If you can modify your Dockerfile then create an entrypoint.sh script. It could contain the following:
entrypoint.sh
#!/bin/bash
set -e
# Source custom scripts, if any
if [ -d /etc/spring.d ]; then
for f in /etc/spring.d/*; do
if [ -x "$f" ]; then
echo "Running $f ..." >&2
"$f"
else
echo "Could not run $f, because it's missing execute permission (+x)." >&2
fi
done
unset f
fi
exec "$@"
The entrypoint.sh is executing custom scripts inside the /etc/spring.d directory on startup. You can put any exectuble script inside, whatever you want.
Inside the /etc/spring.d you can create a copy script which copies an application.yml into same directory where the spring boot jar file is located.
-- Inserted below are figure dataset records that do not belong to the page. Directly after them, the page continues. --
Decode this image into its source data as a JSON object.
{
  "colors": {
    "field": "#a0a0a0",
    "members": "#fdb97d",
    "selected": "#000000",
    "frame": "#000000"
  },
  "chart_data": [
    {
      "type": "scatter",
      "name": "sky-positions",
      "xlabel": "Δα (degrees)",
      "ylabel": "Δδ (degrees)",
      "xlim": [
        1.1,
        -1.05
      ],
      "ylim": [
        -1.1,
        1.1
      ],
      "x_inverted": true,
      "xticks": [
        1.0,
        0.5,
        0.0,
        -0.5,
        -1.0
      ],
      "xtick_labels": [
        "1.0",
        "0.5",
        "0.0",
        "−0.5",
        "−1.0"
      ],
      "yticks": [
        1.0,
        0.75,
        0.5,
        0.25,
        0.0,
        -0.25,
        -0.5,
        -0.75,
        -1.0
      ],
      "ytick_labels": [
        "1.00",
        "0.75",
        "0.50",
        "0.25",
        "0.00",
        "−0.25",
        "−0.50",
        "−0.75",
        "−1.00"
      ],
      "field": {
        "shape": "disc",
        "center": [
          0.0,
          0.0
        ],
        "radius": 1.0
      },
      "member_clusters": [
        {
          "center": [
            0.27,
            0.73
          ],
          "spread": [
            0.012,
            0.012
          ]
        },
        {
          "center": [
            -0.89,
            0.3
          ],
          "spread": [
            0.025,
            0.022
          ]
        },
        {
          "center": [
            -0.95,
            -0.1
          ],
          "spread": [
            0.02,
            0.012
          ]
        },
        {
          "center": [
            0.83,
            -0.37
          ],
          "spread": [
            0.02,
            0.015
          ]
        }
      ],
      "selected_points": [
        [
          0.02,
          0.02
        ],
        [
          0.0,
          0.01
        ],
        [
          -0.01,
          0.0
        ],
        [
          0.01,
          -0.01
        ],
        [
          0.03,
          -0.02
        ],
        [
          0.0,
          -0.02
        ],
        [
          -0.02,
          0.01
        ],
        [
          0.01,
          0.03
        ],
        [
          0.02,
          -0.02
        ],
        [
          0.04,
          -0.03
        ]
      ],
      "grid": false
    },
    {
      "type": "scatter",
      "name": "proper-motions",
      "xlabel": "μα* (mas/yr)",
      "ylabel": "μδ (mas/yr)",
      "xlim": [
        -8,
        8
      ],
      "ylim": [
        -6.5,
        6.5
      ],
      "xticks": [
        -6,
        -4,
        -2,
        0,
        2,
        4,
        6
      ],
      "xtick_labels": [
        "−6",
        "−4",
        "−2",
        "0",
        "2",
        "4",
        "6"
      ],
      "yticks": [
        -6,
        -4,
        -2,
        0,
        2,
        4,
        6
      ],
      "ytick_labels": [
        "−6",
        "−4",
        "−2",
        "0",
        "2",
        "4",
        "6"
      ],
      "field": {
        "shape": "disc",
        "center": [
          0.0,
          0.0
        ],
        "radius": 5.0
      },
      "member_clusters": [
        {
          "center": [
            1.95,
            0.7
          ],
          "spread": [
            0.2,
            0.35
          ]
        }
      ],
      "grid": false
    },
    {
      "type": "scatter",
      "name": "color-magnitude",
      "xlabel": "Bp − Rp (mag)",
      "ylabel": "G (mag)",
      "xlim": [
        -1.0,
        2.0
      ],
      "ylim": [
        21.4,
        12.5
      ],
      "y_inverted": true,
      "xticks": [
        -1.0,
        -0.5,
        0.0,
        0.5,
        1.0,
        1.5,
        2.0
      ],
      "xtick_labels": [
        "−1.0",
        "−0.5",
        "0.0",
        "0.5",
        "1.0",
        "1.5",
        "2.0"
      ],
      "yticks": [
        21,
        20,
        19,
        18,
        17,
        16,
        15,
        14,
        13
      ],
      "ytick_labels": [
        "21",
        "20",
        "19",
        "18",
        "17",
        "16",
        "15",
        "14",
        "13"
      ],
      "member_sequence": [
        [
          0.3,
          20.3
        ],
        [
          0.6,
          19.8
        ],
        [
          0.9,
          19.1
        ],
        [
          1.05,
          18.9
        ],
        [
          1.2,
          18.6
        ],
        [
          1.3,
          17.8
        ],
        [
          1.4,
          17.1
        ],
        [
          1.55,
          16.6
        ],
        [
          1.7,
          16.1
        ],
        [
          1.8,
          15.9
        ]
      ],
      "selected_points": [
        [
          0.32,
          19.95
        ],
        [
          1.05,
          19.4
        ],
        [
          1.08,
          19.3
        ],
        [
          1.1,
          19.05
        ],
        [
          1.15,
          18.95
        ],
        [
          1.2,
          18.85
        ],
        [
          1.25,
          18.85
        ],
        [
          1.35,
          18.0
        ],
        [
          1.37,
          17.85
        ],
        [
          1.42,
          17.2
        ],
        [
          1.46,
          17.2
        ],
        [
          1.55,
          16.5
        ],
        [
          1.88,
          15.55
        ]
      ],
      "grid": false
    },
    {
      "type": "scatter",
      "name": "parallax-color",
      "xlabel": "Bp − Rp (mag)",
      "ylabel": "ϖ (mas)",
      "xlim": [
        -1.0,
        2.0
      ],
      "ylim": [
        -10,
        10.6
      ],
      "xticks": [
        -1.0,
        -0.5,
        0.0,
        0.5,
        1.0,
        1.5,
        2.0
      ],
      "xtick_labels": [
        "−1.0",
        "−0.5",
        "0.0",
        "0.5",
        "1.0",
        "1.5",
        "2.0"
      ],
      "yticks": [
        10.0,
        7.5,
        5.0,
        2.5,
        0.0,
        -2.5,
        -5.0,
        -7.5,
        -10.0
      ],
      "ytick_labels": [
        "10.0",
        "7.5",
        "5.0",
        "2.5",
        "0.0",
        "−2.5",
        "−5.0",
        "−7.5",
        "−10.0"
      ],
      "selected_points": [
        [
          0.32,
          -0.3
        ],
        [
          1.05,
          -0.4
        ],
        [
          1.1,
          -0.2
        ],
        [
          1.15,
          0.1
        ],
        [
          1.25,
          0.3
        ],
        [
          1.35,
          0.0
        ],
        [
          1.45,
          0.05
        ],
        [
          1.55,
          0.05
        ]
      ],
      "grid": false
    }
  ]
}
Example follows.
Your Dockerfile could look like
FROM adoptopenjdk:15-jre
RUN mkdir /app
COPY application.jar /app/
COPY entrypoint.sh /entrypoint.sh
ENTRYPOINT ["/entrypoint.sh"]
CMD ["java", "-jar", "/app/application.jar"]
If this is prepared, you can use a configMap to define the copy script and mount it to the directory /etc/spring.d
apiVersion: v1
kind: ConfigMap
metadata:
name: spring-d
data:
copy-yaml.sh: |
#!/bin/bash
cp /config/application.yml /app/application.yml
The copy script will take care, that you application.yaml (which will be mounted as a configMap as well) will be copied to the right place.
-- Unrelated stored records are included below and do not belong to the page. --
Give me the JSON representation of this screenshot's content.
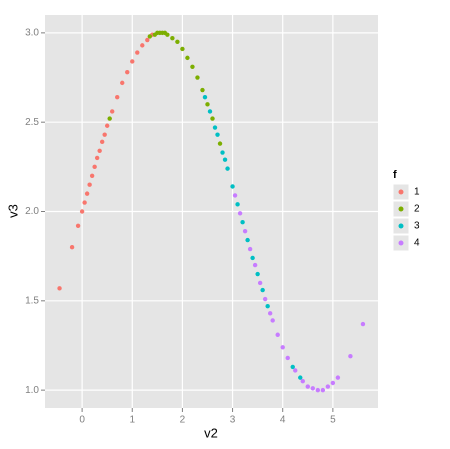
{
  "chart_data": {
    "type": "scatter",
    "x_label": "v2",
    "y_label": "v3",
    "legend_title": "f",
    "xlim": [
      -0.74,
      5.9
    ],
    "ylim": [
      0.9,
      3.1
    ],
    "xticks": [
      0,
      1,
      2,
      3,
      4,
      5
    ],
    "yticks": [
      {
        "value": 1.0,
        "label": "1.0"
      },
      {
        "value": 1.5,
        "label": "1.5"
      },
      {
        "value": 2.0,
        "label": "2.0"
      },
      {
        "value": 2.5,
        "label": "2.5"
      },
      {
        "value": 3.0,
        "label": "3.0"
      }
    ],
    "grid": true,
    "legend": "right",
    "series": [
      {
        "name": "1",
        "color": "#F8766D",
        "x": [
          -0.45,
          -0.2,
          -0.08,
          0.0,
          0.05,
          0.1,
          0.15,
          0.2,
          0.25,
          0.3,
          0.35,
          0.4,
          0.45,
          0.5,
          0.6,
          0.7,
          0.8,
          0.9,
          1.0,
          1.1,
          1.2,
          1.3,
          1.4
        ],
        "values": [
          1.57,
          1.8,
          1.92,
          2.0,
          2.05,
          2.1,
          2.15,
          2.2,
          2.25,
          2.3,
          2.34,
          2.39,
          2.43,
          2.48,
          2.56,
          2.64,
          2.72,
          2.78,
          2.84,
          2.89,
          2.93,
          2.96,
          2.99
        ]
      },
      {
        "name": "2",
        "color": "#7CAE00",
        "x": [
          0.55,
          1.35,
          1.45,
          1.5,
          1.55,
          1.6,
          1.65,
          1.7,
          1.8,
          1.9,
          2.0,
          2.1,
          2.2,
          2.3,
          2.4,
          2.5,
          2.6,
          2.75
        ],
        "values": [
          2.52,
          2.98,
          2.99,
          3.0,
          3.0,
          3.0,
          3.0,
          2.99,
          2.97,
          2.95,
          2.91,
          2.86,
          2.81,
          2.75,
          2.68,
          2.6,
          2.52,
          2.38
        ]
      },
      {
        "name": "3",
        "color": "#00BFC4",
        "x": [
          2.45,
          2.55,
          2.65,
          2.7,
          2.8,
          2.85,
          2.9,
          3.0,
          3.1,
          3.2,
          3.3,
          3.4,
          3.5,
          3.6,
          3.7,
          4.2,
          4.35
        ],
        "values": [
          2.64,
          2.56,
          2.47,
          2.43,
          2.33,
          2.29,
          2.24,
          2.14,
          2.04,
          1.94,
          1.84,
          1.74,
          1.65,
          1.56,
          1.47,
          1.13,
          1.07
        ]
      },
      {
        "name": "4",
        "color": "#C77CFF",
        "x": [
          3.05,
          3.15,
          3.25,
          3.35,
          3.45,
          3.55,
          3.65,
          3.75,
          3.8,
          3.9,
          4.0,
          4.1,
          4.25,
          4.4,
          4.5,
          4.6,
          4.7,
          4.8,
          4.9,
          5.0,
          5.1,
          5.35,
          5.6
        ],
        "values": [
          2.09,
          1.99,
          1.89,
          1.79,
          1.7,
          1.6,
          1.51,
          1.43,
          1.39,
          1.31,
          1.24,
          1.18,
          1.11,
          1.05,
          1.02,
          1.01,
          1.0,
          1.0,
          1.02,
          1.04,
          1.07,
          1.19,
          1.37
        ]
      }
    ]
  }
}
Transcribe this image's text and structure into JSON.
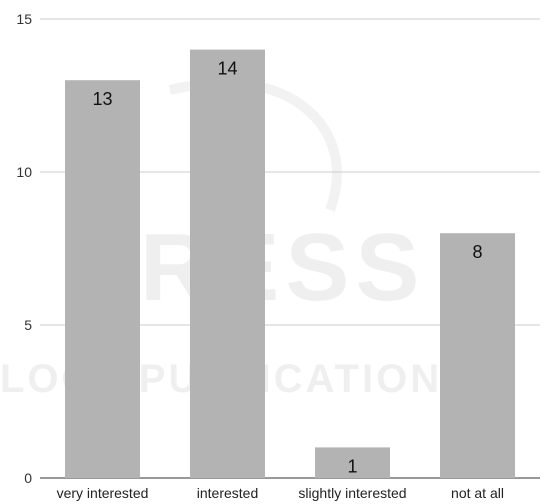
{
  "chart_data": {
    "type": "bar",
    "categories": [
      "very interested",
      "interested",
      "slightly interested",
      "not at all"
    ],
    "values": [
      13,
      14,
      1,
      8
    ],
    "title": "",
    "xlabel": "",
    "ylabel": "",
    "ylim": [
      0,
      15
    ],
    "yticks": [
      0,
      5,
      10,
      15
    ],
    "grid": true,
    "bar_color": "#b3b3b3",
    "grid_color": "#cccccc"
  },
  "watermark": {
    "line1": "PRESS",
    "line2": "LOGY PUBLICATIONS"
  }
}
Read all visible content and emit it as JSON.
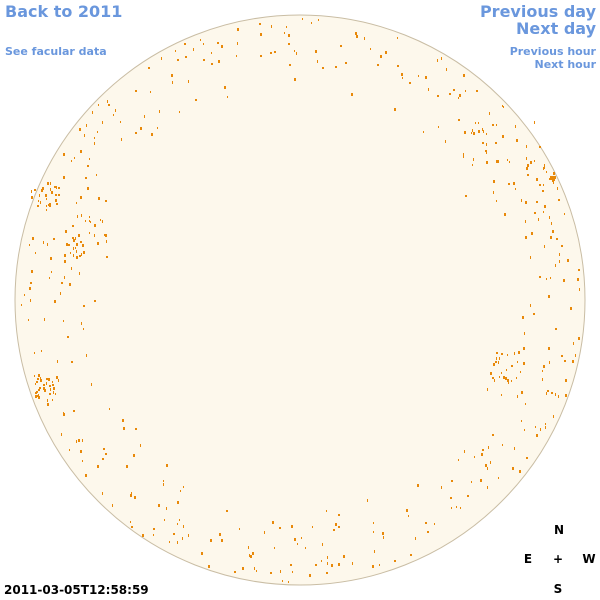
{
  "nav": {
    "back": "Back to 2011",
    "facular": "See facular data",
    "previous_day": "Previous day",
    "next_day": "Next day",
    "previous_hour": "Previous hour",
    "next_hour": "Next hour"
  },
  "timestamp": "2011-03-05T12:58:59",
  "compass": {
    "north": "N",
    "east": "E",
    "center": "+",
    "west": "W",
    "south": "S"
  }
}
And a further configMap for your application.yml
apiVersion: v1
kind: ConfigMap
metadata:
name: app-yaml
data:
application.yml: |
spring:
application:
name: This is just an example, add as many values as you want.
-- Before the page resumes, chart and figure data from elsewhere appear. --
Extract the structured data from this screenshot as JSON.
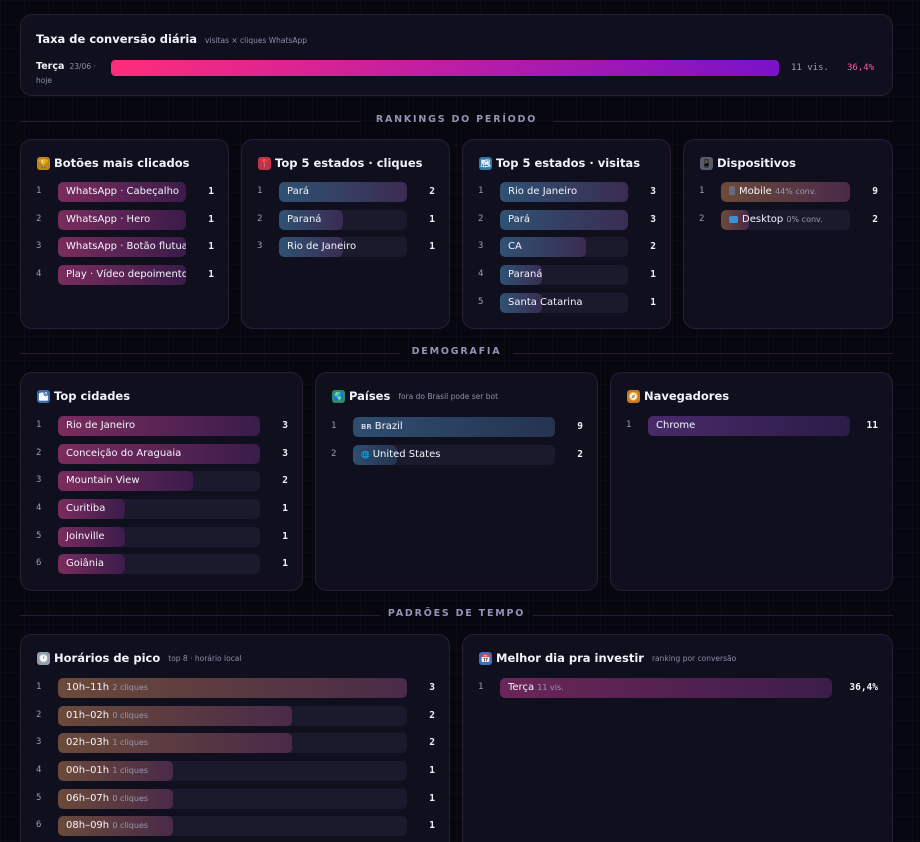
{
  "conversion": {
    "title": "Taxa de conversão diária",
    "subtitle": "visitas × cliques WhatsApp",
    "day": "Terça",
    "date": "23/06 · hoje",
    "visits": "11 vis.",
    "rate": "36,4%"
  },
  "sections": {
    "rankings": "RANKINGS DO PERÍODO",
    "demografia": "DEMOGRAFIA",
    "tempo": "PADRÕES DE TEMPO"
  },
  "top_buttons": {
    "title": "Botões mais clicados",
    "icon": "trophy-icon",
    "rows": [
      {
        "rank": "1",
        "label": "WhatsApp · Cabeçalho",
        "count": "1",
        "fill": 1.0
      },
      {
        "rank": "2",
        "label": "WhatsApp · Hero",
        "count": "1",
        "fill": 1.0
      },
      {
        "rank": "3",
        "label": "WhatsApp · Botão flutua…",
        "count": "1",
        "fill": 1.0
      },
      {
        "rank": "4",
        "label": "Play · Vídeo depoimento",
        "count": "1",
        "fill": 1.0
      }
    ]
  },
  "states_clicks": {
    "title": "Top 5 estados · cliques",
    "icon": "pin-icon",
    "rows": [
      {
        "rank": "1",
        "label": "Pará",
        "count": "2",
        "fill": 1.0
      },
      {
        "rank": "2",
        "label": "Paraná",
        "count": "1",
        "fill": 0.5
      },
      {
        "rank": "3",
        "label": "Rio de Janeiro",
        "count": "1",
        "fill": 0.5
      }
    ]
  },
  "states_visits": {
    "title": "Top 5 estados · visitas",
    "icon": "map-icon",
    "rows": [
      {
        "rank": "1",
        "label": "Rio de Janeiro",
        "count": "3",
        "fill": 1.0
      },
      {
        "rank": "2",
        "label": "Pará",
        "count": "3",
        "fill": 1.0
      },
      {
        "rank": "3",
        "label": "CA",
        "count": "2",
        "fill": 0.67
      },
      {
        "rank": "4",
        "label": "Paraná",
        "count": "1",
        "fill": 0.33
      },
      {
        "rank": "5",
        "label": "Santa Catarina",
        "count": "1",
        "fill": 0.33
      }
    ]
  },
  "devices": {
    "title": "Dispositivos",
    "icon": "phone-icon",
    "rows": [
      {
        "rank": "1",
        "label": "Mobile",
        "extra": "44% conv.",
        "count": "9",
        "fill": 1.0,
        "icon": "mobile-icon"
      },
      {
        "rank": "2",
        "label": "Desktop",
        "extra": "0% conv.",
        "count": "2",
        "fill": 0.22,
        "icon": "desktop-icon"
      }
    ]
  },
  "cities": {
    "title": "Top cidades",
    "icon": "city-icon",
    "rows": [
      {
        "rank": "1",
        "label": "Rio de Janeiro",
        "count": "3",
        "fill": 1.0
      },
      {
        "rank": "2",
        "label": "Conceição do Araguaia",
        "count": "3",
        "fill": 1.0
      },
      {
        "rank": "3",
        "label": "Mountain View",
        "count": "2",
        "fill": 0.67
      },
      {
        "rank": "4",
        "label": "Curitiba",
        "count": "1",
        "fill": 0.33
      },
      {
        "rank": "5",
        "label": "Joinville",
        "count": "1",
        "fill": 0.33
      },
      {
        "rank": "6",
        "label": "Goiânia",
        "count": "1",
        "fill": 0.33
      }
    ]
  },
  "countries": {
    "title": "Países",
    "subtitle": "fora do Brasil pode ser bot",
    "icon": "globe-icon",
    "rows": [
      {
        "rank": "1",
        "flag": "BR",
        "label": "Brazil",
        "count": "9",
        "fill": 1.0
      },
      {
        "rank": "2",
        "flag": "🌐",
        "label": "United States",
        "count": "2",
        "fill": 0.22
      }
    ]
  },
  "browsers": {
    "title": "Navegadores",
    "icon": "compass-icon",
    "rows": [
      {
        "rank": "1",
        "label": "Chrome",
        "count": "11",
        "fill": 1.0
      }
    ]
  },
  "peak_hours": {
    "title": "Horários de pico",
    "subtitle": "top 8 · horário local",
    "icon": "clock-icon",
    "rows": [
      {
        "rank": "1",
        "label": "10h–11h",
        "extra": "2 cliques",
        "count": "3",
        "fill": 1.0
      },
      {
        "rank": "2",
        "label": "01h–02h",
        "extra": "0 cliques",
        "count": "2",
        "fill": 0.67
      },
      {
        "rank": "3",
        "label": "02h–03h",
        "extra": "1 cliques",
        "count": "2",
        "fill": 0.67
      },
      {
        "rank": "4",
        "label": "00h–01h",
        "extra": "1 cliques",
        "count": "1",
        "fill": 0.33
      },
      {
        "rank": "5",
        "label": "06h–07h",
        "extra": "0 cliques",
        "count": "1",
        "fill": 0.33
      },
      {
        "rank": "6",
        "label": "08h–09h",
        "extra": "0 cliques",
        "count": "1",
        "fill": 0.33
      }
    ]
  },
  "best_day": {
    "title": "Melhor dia pra investir",
    "subtitle": "ranking por conversão",
    "icon": "calendar-icon",
    "rows": [
      {
        "rank": "1",
        "label": "Terça",
        "extra": "11 vis.",
        "count": "36,4%",
        "fill": 1.0
      }
    ]
  },
  "conversion_fill": 1.0
}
Inside your pod yaml you could do something like this:
...
volumeMounts:
- name: spring-d
mountPath: /etc/spring.d
- name: app-yaml
mountPath: /config
- name: spring-d
configMap:
name: spring-d
defaultMode: 0777
- name: app-yaml
configMap:
name: app-yaml
...
THIS CODE IS CURRENTLY UNTESTED, IT'S JUST SHOWING YOU AN EXAMPLE HOW YOU COULD SOLVE YOUR PROBLEM IN A VERY FLEXIBLE WAY.
I used snippets from my scripts and copied it here together, so maybe there could be small mistakes inside. Please let me know.